Two SEC West stadiums, two fan bases, two songs — innocent enough on their own — and two administrations forever vexed while trying to reign in thousands of people havin’ a little fun by cussin’ up a storm.
That’s the issue both Alabama and LSU administrations have to fight as they try to keep their game days clean.
At LSU, the song is “Neck”, played by The Golden Band From Tigerland.
It’s originally a tune by Cameo called “Talkin’ Out The Side Of Your Neck” (meaning talking nonsense), which debuted in 1982.
It’s since been referenced and reworked in other songs, including by Dem Franchize Boyz in 2008 and Lil Jon & The East Side Boyz in their 2000 song “Where Dem Girls At”.
The trombone refrain during the song is tailor made for a marching band, and bands across the country play it.
But when it’s done in Tiger Stadium, some LSU fans put a spin on it.
For those who can’t hear clearly, that’d be “suck that Tiger dick, bitch” being yelled by the folks in purple and gold.
At Alabama, the song is “Dixieland Delight”.
Also a 1982 song, by the appropriately named band Alabama, this one is about driving through the South toward a romantic weekend.

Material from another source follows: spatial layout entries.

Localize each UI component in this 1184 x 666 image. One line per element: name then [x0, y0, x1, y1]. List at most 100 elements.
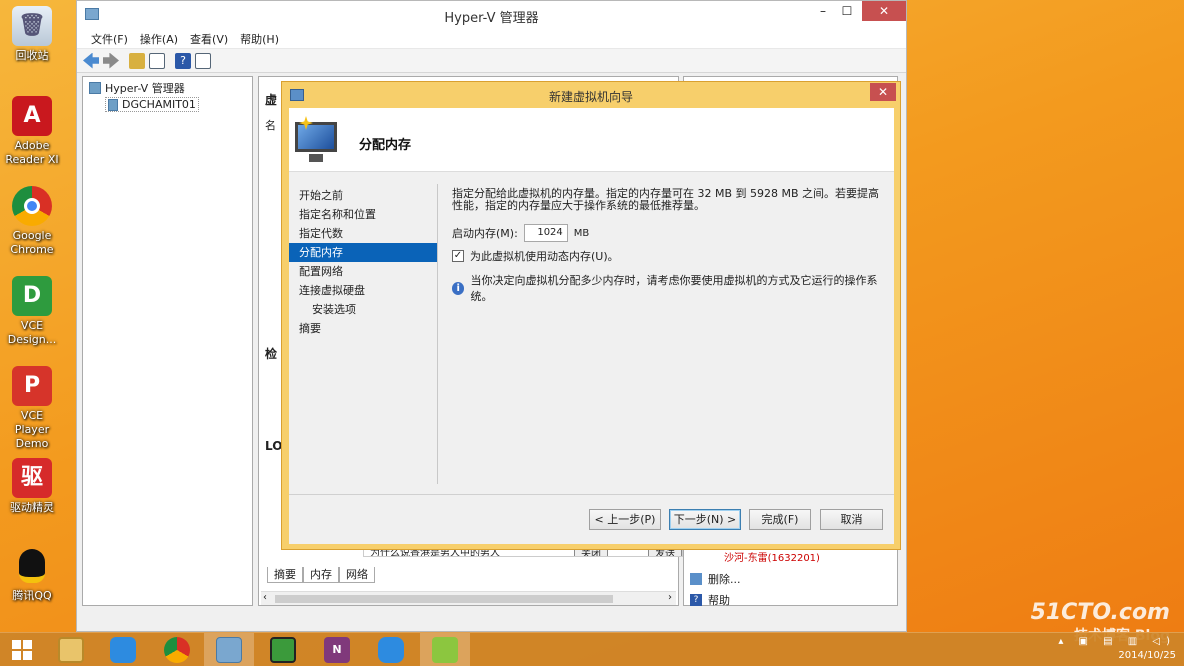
folder-icon	[58, 637, 84, 663]
taskbar-hyperv-manager[interactable]	[204, 633, 254, 666]
wizard-page-heading: 分配内存	[359, 138, 412, 153]
next-button[interactable]: 下一步(N) >	[669, 509, 741, 530]
delete-icon	[690, 573, 702, 585]
action-help[interactable]: ? 帮助	[690, 592, 730, 608]
wizard-header: 分配内存	[289, 108, 894, 172]
step-name-and-location[interactable]: 指定名称和位置	[289, 205, 437, 224]
maximize-button[interactable]: ☐	[832, 1, 862, 21]
tree-root-label: Hyper-V 管理器	[105, 82, 185, 95]
step-installation-options[interactable]: 安装选项	[289, 300, 437, 319]
desktop-icon-label: 腾讯QQ	[12, 589, 52, 602]
wizard-close-button[interactable]: ✕	[870, 83, 896, 101]
desktop-icon-google-chrome[interactable]: Google Chrome	[4, 186, 60, 257]
menu-file[interactable]: 文件(F)	[85, 27, 134, 48]
dynamic-memory-row: ✓ 为此虚拟机使用动态内存(U)。	[452, 248, 882, 264]
action-delete[interactable]: 删除...	[690, 571, 741, 587]
system-tray: ▴ ▣ ▤ ▥ ◁) 2014/10/25	[1058, 635, 1176, 663]
show-hide-console-tree-icon[interactable]	[149, 52, 165, 69]
taskbar-vm-connection[interactable]	[258, 633, 308, 666]
horizontal-scrollbar[interactable]: ‹ ›	[261, 591, 676, 605]
wizard-title: 新建虚拟机向导	[548, 90, 633, 104]
tree-node-server[interactable]: DGCHAMIT01	[105, 97, 199, 112]
desktop-icon-qq[interactable]: 腾讯QQ	[4, 546, 60, 603]
toolbar: ?	[77, 49, 906, 73]
hyperv-manager-icon	[216, 637, 242, 663]
tray-icons[interactable]: ▴ ▣ ▤ ▥ ◁)	[1058, 635, 1176, 649]
startup-memory-input[interactable]: 1024	[523, 224, 568, 242]
menu-action[interactable]: 操作(A)	[134, 27, 184, 48]
desktop-icon-adobe-reader[interactable]: A Adobe Reader XI	[4, 96, 60, 167]
vm-list-column-name[interactable]: 名	[265, 117, 276, 133]
taskbar-onenote[interactable]: N	[312, 633, 362, 666]
dynamic-memory-checkbox[interactable]: ✓	[452, 250, 464, 262]
help-icon[interactable]: ?	[175, 52, 191, 69]
wizard-content: 指定分配给此虚拟机的内存量。指定的内存量可在 32 MB 到 5928 MB 之…	[452, 188, 882, 304]
startup-memory-label: 启动内存(M):	[452, 227, 518, 240]
adobe-reader-icon: A	[12, 96, 52, 136]
app-icon	[378, 637, 404, 663]
desktop-icon-vce-player[interactable]: P VCE Player Demo	[4, 366, 60, 451]
chrome-icon	[164, 637, 190, 663]
taskbar-file-explorer[interactable]	[46, 633, 96, 666]
watermark-line1: 51CTO.com	[1030, 600, 1170, 625]
windows-logo-icon	[12, 640, 32, 660]
taskbar-chrome[interactable]	[152, 633, 202, 666]
tree-root-hyperv-manager[interactable]: Hyper-V 管理器	[89, 80, 185, 96]
driver-genius-icon: 驱	[12, 458, 52, 498]
wizard-body: 分配内存 开始之前 指定名称和位置 指定代数 分配内存 配置网络 连接虚拟硬盘 …	[289, 108, 894, 544]
close-button[interactable]: ✕	[862, 1, 906, 21]
step-configure-networking[interactable]: 配置网络	[289, 262, 437, 281]
taskbar: N ▴ ▣ ▤ ▥ ◁) 2014/10/25	[0, 632, 1184, 666]
hyperv-manager-icon	[89, 82, 101, 94]
scroll-thumb[interactable]	[275, 595, 613, 603]
dynamic-memory-label[interactable]: 为此虚拟机使用动态内存(U)。	[470, 248, 619, 264]
finish-button[interactable]: 完成(F)	[749, 509, 811, 530]
user-badge: 沙河-东雷(1632201)	[724, 553, 820, 564]
menu-help[interactable]: 帮助(H)	[234, 27, 285, 48]
step-generation[interactable]: 指定代数	[289, 224, 437, 243]
baidu-cloud-icon	[110, 637, 136, 663]
tab-network[interactable]: 网络	[339, 567, 375, 583]
scroll-right-arrow-icon[interactable]: ›	[668, 592, 672, 603]
desktop-icon-label: VCE Design...	[7, 319, 57, 346]
menu-view[interactable]: 查看(V)	[184, 27, 234, 48]
steps-divider	[437, 184, 438, 484]
previous-button[interactable]: < 上一步(P)	[589, 509, 661, 530]
wizard-steps: 开始之前 指定名称和位置 指定代数 分配内存 配置网络 连接虚拟硬盘 安装选项 …	[289, 186, 437, 338]
wizard-titlebar[interactable]: 新建虚拟机向导 ✕	[282, 82, 900, 108]
tab-memory[interactable]: 内存	[303, 567, 339, 583]
step-summary[interactable]: 摘要	[289, 319, 437, 338]
forward-arrow-icon[interactable]	[103, 52, 119, 69]
desktop-icon-label: VCE Player Demo	[14, 409, 50, 450]
step-assign-memory[interactable]: 分配内存	[289, 243, 437, 262]
taskbar-app-blue[interactable]	[366, 633, 416, 666]
step-before-you-begin[interactable]: 开始之前	[289, 186, 437, 205]
back-arrow-icon[interactable]	[83, 52, 99, 69]
action-pane-icon[interactable]	[195, 52, 211, 69]
vm-monitor-icon	[270, 637, 296, 663]
checkpoints-header: 检	[265, 347, 278, 361]
startup-memory-row: 启动内存(M): 1024 MB	[452, 224, 882, 242]
desktop-icon-driver-genius[interactable]: 驱 驱动精灵	[4, 458, 60, 515]
step-connect-virtual-hard-disk[interactable]: 连接虚拟硬盘	[289, 281, 437, 300]
action-delete-label: 删除...	[708, 573, 741, 586]
desktop-icon-vce-designer[interactable]: D VCE Design...	[4, 276, 60, 347]
taskbar-app-green[interactable]	[420, 633, 470, 666]
scroll-left-arrow-icon[interactable]: ‹	[263, 592, 267, 603]
window-titlebar[interactable]: Hyper-V 管理器 – ☐ ✕	[77, 1, 906, 27]
app-icon	[432, 637, 458, 663]
desktop-icon-label: 回收站	[15, 49, 49, 62]
taskbar-baidu-cloud[interactable]	[98, 633, 148, 666]
start-button[interactable]	[0, 633, 44, 666]
clock-date[interactable]: 2014/10/25	[1058, 649, 1176, 663]
detail-tabs: 摘要 内存 网络	[267, 567, 375, 583]
tab-summary[interactable]: 摘要	[267, 567, 303, 583]
cancel-button[interactable]: 取消	[820, 509, 883, 530]
desktop-icon-label: Adobe Reader XI	[5, 139, 59, 166]
memory-info-text: 当你决定向虚拟机分配多少内存时，请考虑你要使用虚拟机的方式及它运行的操作系统。	[470, 274, 878, 303]
desktop-icon-recycle-bin[interactable]: 🗑 回收站	[4, 6, 60, 63]
menu-bar: 文件(F) 操作(A) 查看(V) 帮助(H)	[77, 27, 906, 49]
help-icon: ?	[690, 594, 702, 606]
chrome-icon	[12, 186, 52, 226]
up-folder-icon[interactable]	[129, 52, 145, 69]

In between lyrics, Bama fans do their thing as well.
For those that can’t hear clearly, that’d be “Fuck Auburn” being yelled by the folks (surprisingly on beat) in crimson and white. Then when we get to the chorus:
Spend my dollar — ON BEER
Parked in a holler ‘neath the mountain moonlight — ROLL TIDE
Hold her up tight — AGAINST THE WALL
Make a little lovin’ — ALL NIGHT
Little turtle dovin’ on a Mason-Dixon night — FUCK AUBURN
Fits my life — AND LSU
Oh so right — AND TENNESSEE TOO
My Dixieland Delight
The suits at both schools think all this is a problem.
At LSU, the song has had a saga over most of the last decade.
This has landed the band in trouble in recent years. In 2010 the song was banned, but brought back in 2013 and used sparingly for that reason. LSU passed out literature a couple of years ago to help curb the chant. But former Tiger Odell Beckham Jr. was in the stands [during the 2017 Texas A&M game], and apparently he came to the stands with a humble request. From LSU’s drumline captain:
Odell Beckham is here. He wants Neck. Sorry Odell, you don’t have that much power.— Matthew Herrera (@mjherrera13) November 26, 2017
The best part is WHY they played it pic.twitter.com/D0vIcFrDPU— Caleb McBride (@C_McBreezy) November 26, 2017
When SB Nation contacted LSU in late August about whether this was true, the official response was this:
“No, there was no fine issued to the band for playing a certain song last year against Texas A&M. Odell was in the stands and leading the band, but there’s no truth to the rest of that story.”
It seems that “Neck” is at least kinda back, as The Golden Band played it other times during 2017 ... just not in Tiger Stadium.
#LSU band greets skill players with Neck. pic.twitter.com/pajBegwmjq— Cody Worsham (@CodyWorsham) October 7, 2017
After LSU beat Georgia, fans chanted some sexually suggestive cusses during the song (NSFW) ...
"Neck" #LSU pic.twitter.com/JxpqmWIpbu— Jacques Doucet (@JacquesDoucet) October 13, 2018
... and then AD Joe Alleva asked them to knock it off, please:
Chants and cheers that blatantly offend rather than inspire do not represent what LSU is all about. Be relentless. Be loud. But, I’m asking our fans, and particularly our student section, to keep it clean. We have a diverse group of fans in the stadium and every week we represent the entire LSU family on national television. Let’s represent LSU with the pride and class it deserves.
Bama’s case is more cut and dry. They nixed “Dixieland Delight” completely in Tuscaloosa after that 2014 Iron Bowl. But now it’s definitely back, thanks to this announcement by Alabama AD Greg Byrne, Terry Saban, running back Damien Harris, and student body president Price McGiffert announcing the decision and requesting a gentler sing-along.
You asked, we listened!— Greg Byrne (@Greg_Byrne) October 10, 2018
See you Saturday! #DixielandDelightDoneRight #RollTide pic.twitter.com/1hosx2xhhY
Alabama’s beaten LSU to the punch here as far as the revival of popular songs goes. It remains to be seen how fans react, and if the songs end up staying.